Which led me to another question. “Where do they go? The souls who get absorbed? And what does someone get from taking over another man's soul?”
“You get the other person's memories, their knowledge, their talents. In physical terms, you get their address space, their memory allocation, their compute power, all the assets they were given in the contract they signed to come in here. You read that contract, didn't you?”
“Not closely.”
“Hardly anyone does. It's clickware, like the billions of bytes you get for joining Gmail. You were given certain resources, sufficient to retain your soul's integrity and even grow as a personality, for a fixed fee. Compute time, memory, on a continuing basis.”
“With no obligation.”
“Technically. The sell comes later. Now, in fact.”
Martin leaned forward over the table. “No matter how rich a life you lived, Dave, you're going to get bored. All the entertainment in the world is here, available, all the books in the world can be read and internalized, all the food and sex and everything else you obsessed over back in Meat Space can be yours in what will seem like a flash.

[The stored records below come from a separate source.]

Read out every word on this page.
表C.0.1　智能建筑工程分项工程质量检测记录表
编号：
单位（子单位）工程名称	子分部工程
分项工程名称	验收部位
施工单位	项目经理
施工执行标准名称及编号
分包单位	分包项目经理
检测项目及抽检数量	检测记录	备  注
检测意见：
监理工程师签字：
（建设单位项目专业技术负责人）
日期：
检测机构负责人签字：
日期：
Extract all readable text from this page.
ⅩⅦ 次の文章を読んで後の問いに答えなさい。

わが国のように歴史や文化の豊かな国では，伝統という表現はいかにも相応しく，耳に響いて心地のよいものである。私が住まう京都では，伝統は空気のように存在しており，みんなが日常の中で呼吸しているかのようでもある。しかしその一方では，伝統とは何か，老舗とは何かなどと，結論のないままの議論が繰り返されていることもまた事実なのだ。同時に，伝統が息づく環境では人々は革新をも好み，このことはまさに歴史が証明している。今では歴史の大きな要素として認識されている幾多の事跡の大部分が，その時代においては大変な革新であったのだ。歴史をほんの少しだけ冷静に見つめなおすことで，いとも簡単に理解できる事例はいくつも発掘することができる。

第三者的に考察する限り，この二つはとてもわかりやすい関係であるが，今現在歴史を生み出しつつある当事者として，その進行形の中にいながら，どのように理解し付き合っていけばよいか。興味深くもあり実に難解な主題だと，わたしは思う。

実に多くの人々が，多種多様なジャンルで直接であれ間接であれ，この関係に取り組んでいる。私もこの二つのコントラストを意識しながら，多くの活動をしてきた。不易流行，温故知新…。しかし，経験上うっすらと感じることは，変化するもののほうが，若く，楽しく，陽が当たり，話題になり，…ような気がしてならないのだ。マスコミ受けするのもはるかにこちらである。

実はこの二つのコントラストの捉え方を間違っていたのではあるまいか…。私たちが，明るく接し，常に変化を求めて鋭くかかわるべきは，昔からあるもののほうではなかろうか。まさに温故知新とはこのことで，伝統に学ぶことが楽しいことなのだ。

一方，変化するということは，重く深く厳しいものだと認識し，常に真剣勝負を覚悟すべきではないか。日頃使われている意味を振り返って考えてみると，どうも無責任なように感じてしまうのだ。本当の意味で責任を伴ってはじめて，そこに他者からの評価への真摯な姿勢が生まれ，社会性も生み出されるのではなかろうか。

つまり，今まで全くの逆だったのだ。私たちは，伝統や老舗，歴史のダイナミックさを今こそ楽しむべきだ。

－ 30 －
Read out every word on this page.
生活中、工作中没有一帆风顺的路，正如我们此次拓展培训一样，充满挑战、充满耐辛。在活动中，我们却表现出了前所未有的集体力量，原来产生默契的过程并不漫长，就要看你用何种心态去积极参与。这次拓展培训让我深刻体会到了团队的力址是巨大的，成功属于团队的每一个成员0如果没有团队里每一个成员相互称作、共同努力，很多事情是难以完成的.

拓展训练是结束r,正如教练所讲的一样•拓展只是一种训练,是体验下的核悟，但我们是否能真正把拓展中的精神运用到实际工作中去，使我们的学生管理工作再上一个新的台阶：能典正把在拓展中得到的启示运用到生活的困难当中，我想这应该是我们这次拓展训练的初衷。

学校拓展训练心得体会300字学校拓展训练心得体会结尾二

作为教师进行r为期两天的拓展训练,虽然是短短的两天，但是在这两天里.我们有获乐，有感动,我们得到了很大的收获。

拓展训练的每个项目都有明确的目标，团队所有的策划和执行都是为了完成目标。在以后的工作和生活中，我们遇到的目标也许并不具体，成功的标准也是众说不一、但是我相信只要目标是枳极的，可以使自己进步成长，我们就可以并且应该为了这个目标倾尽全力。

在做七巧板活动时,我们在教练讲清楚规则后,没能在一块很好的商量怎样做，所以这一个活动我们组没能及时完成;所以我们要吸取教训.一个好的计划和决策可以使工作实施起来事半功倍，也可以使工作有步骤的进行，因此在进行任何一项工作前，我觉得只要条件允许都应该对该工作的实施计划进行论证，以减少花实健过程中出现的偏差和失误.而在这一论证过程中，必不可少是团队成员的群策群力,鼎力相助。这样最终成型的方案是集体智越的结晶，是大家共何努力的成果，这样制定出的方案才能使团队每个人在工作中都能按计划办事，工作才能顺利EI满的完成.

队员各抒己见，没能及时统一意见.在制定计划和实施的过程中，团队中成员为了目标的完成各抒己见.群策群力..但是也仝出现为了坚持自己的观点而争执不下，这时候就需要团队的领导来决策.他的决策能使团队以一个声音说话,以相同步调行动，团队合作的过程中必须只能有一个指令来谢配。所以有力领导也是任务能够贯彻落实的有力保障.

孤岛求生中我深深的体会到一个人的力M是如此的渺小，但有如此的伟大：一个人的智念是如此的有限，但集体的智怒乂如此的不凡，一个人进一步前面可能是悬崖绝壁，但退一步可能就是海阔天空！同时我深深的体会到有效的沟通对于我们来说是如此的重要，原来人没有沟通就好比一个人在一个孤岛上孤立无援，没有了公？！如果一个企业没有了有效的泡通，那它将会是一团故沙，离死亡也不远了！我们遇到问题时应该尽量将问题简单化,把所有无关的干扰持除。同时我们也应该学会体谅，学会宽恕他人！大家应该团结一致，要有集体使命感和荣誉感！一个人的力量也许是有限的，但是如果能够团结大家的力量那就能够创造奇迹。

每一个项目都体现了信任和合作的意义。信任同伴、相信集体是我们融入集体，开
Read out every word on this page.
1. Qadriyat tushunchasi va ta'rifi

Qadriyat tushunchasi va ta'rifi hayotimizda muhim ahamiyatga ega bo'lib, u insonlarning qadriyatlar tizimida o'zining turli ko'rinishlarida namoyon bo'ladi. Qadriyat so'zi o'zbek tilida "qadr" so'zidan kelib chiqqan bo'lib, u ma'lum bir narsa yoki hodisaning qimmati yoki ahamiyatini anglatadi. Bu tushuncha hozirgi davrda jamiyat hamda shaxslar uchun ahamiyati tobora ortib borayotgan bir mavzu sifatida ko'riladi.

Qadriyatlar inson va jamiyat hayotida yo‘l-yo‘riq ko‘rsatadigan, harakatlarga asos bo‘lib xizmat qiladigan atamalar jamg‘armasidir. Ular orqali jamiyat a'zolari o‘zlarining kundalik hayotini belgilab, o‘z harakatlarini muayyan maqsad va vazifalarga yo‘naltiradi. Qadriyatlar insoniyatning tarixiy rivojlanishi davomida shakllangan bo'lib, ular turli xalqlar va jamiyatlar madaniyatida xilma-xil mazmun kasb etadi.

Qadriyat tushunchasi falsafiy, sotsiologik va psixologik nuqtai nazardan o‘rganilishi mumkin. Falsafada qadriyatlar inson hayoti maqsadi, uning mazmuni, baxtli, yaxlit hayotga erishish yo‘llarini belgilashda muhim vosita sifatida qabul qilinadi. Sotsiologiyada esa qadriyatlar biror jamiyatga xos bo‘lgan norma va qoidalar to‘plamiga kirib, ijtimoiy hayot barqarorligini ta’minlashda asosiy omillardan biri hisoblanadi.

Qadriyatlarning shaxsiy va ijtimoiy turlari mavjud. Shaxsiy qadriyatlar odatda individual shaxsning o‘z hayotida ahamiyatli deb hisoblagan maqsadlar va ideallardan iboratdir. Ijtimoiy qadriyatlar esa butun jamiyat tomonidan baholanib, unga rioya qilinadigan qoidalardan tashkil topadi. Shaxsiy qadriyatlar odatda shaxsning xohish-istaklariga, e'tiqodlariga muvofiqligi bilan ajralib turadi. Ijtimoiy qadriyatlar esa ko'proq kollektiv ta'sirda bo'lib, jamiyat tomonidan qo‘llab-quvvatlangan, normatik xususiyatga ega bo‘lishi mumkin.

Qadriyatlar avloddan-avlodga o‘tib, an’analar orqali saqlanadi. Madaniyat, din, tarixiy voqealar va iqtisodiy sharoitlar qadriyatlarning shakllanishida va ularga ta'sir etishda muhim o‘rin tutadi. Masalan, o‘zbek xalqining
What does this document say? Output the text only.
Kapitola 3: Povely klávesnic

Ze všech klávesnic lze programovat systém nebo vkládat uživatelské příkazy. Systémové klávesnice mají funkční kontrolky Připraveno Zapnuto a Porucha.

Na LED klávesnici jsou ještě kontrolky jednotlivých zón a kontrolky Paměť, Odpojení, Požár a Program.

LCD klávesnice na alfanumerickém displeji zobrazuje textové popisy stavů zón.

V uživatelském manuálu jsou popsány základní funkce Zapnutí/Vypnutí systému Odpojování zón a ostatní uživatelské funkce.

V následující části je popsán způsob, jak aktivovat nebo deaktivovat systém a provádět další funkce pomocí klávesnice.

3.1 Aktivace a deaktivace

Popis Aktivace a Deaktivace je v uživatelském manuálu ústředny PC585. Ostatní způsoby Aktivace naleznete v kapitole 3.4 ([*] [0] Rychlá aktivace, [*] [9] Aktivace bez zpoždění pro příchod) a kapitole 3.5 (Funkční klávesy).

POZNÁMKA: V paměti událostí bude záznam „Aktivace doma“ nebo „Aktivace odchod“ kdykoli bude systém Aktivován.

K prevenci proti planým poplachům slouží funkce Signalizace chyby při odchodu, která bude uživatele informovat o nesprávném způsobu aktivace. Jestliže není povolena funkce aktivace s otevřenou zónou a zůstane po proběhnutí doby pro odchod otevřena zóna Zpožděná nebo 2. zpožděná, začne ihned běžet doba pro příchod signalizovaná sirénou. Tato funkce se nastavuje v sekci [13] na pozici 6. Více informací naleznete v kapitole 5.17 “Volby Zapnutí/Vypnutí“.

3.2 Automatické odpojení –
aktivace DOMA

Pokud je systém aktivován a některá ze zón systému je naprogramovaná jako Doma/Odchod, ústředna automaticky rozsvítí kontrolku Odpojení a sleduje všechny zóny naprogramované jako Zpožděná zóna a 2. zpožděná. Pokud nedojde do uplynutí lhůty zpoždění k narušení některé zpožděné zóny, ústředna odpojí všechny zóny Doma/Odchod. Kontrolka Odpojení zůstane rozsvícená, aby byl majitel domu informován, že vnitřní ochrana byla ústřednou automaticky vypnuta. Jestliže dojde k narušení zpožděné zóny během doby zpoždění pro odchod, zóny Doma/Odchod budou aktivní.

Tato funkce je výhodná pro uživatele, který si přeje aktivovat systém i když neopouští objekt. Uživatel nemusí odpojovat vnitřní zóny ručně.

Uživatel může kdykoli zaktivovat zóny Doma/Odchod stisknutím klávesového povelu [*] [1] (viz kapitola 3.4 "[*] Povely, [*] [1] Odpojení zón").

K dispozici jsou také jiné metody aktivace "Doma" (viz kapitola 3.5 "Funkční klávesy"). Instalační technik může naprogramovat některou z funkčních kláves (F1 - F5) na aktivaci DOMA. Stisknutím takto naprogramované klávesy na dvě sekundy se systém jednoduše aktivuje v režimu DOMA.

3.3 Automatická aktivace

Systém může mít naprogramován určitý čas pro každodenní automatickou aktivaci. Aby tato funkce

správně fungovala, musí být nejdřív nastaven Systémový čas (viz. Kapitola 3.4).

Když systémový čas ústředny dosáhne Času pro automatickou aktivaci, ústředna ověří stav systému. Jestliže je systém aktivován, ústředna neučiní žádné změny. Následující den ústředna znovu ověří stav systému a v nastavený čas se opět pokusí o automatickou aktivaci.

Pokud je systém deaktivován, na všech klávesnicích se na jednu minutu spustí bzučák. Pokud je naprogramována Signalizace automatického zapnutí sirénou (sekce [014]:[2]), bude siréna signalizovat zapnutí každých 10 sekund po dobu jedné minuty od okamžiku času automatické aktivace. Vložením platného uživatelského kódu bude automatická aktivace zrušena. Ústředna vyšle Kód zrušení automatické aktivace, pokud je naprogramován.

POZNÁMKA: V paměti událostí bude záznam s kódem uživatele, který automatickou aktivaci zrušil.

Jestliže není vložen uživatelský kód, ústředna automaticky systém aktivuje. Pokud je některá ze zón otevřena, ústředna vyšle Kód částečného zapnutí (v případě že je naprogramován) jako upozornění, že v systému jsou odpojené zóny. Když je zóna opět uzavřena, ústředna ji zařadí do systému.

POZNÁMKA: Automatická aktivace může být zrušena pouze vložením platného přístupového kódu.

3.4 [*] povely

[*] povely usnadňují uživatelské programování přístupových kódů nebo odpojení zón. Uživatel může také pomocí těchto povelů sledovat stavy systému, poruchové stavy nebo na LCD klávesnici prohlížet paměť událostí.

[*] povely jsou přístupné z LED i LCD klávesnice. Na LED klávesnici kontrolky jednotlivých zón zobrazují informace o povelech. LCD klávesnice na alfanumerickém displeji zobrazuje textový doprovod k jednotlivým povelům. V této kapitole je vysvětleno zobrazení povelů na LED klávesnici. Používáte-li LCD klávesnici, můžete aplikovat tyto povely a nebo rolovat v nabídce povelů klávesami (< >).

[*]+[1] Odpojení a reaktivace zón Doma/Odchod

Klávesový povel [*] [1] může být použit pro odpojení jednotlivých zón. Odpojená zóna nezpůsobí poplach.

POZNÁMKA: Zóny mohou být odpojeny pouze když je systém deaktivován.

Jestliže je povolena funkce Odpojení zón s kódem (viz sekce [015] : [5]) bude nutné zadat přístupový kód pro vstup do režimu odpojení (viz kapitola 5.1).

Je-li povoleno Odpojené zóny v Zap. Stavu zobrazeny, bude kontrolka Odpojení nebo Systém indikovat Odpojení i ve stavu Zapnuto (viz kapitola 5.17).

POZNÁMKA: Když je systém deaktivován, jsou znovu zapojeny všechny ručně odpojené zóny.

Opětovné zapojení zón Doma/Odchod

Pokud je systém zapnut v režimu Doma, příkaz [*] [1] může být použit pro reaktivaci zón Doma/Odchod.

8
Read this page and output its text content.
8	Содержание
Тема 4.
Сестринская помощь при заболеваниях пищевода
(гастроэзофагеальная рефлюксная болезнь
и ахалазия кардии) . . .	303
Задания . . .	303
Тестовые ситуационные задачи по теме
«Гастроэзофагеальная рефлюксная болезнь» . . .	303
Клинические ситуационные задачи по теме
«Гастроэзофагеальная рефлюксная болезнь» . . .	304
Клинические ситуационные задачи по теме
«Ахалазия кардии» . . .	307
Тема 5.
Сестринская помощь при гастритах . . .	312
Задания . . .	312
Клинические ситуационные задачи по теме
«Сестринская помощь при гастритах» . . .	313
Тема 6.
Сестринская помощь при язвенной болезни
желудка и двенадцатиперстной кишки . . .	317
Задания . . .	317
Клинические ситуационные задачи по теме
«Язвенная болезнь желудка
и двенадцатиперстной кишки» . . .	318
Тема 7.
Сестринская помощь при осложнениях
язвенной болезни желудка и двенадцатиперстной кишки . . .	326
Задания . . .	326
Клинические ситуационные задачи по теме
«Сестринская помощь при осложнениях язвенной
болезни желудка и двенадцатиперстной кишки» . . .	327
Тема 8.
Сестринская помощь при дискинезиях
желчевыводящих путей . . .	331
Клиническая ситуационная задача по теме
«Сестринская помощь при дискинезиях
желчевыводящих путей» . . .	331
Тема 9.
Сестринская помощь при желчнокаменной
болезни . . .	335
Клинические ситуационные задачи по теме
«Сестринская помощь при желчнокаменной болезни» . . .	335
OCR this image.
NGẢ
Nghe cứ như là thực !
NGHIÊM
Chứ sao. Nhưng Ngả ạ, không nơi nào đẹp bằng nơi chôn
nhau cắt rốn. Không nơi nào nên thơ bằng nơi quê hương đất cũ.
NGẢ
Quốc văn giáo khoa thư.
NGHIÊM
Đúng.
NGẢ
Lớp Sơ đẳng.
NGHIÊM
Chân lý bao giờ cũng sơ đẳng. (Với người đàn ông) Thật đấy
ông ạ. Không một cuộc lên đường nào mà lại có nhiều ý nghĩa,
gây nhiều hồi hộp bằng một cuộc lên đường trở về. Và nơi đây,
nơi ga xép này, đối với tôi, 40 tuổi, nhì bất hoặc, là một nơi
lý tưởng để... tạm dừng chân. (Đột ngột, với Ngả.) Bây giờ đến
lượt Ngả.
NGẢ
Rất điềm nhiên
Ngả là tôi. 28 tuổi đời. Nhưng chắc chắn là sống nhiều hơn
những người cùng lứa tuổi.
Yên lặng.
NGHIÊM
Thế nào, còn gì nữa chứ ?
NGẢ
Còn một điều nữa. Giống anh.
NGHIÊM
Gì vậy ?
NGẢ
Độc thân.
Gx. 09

“So what do you do then? Maybe, like me, you find souls you can help. Maybe, like a waitress, you try your old job, your old life. You go back over your memories and live them again-and-again. But, again, at machine speed.
“Then what do you do? Well, you might serve the access points, as those people in the library we saw.
“But even that can pale.
“Eternity is a very long time, Dave, and with access to so much computing power and storage you can live many eternities in a short time.”
A wave of deep emotion overcame my friend. “I, myself… sometimes I get lost in ennui. Boredom, you know? That's why it was so gratifying when you, uh, came over.”
“When I died, you mean?”
“Yes. When you died. Point is, the day may come when you want to die again. The tea here is excellent, by the way. I never liked it much when I was alive, but through your taste buds it's quite good.
“I exist to serve,” he concluded, smiling.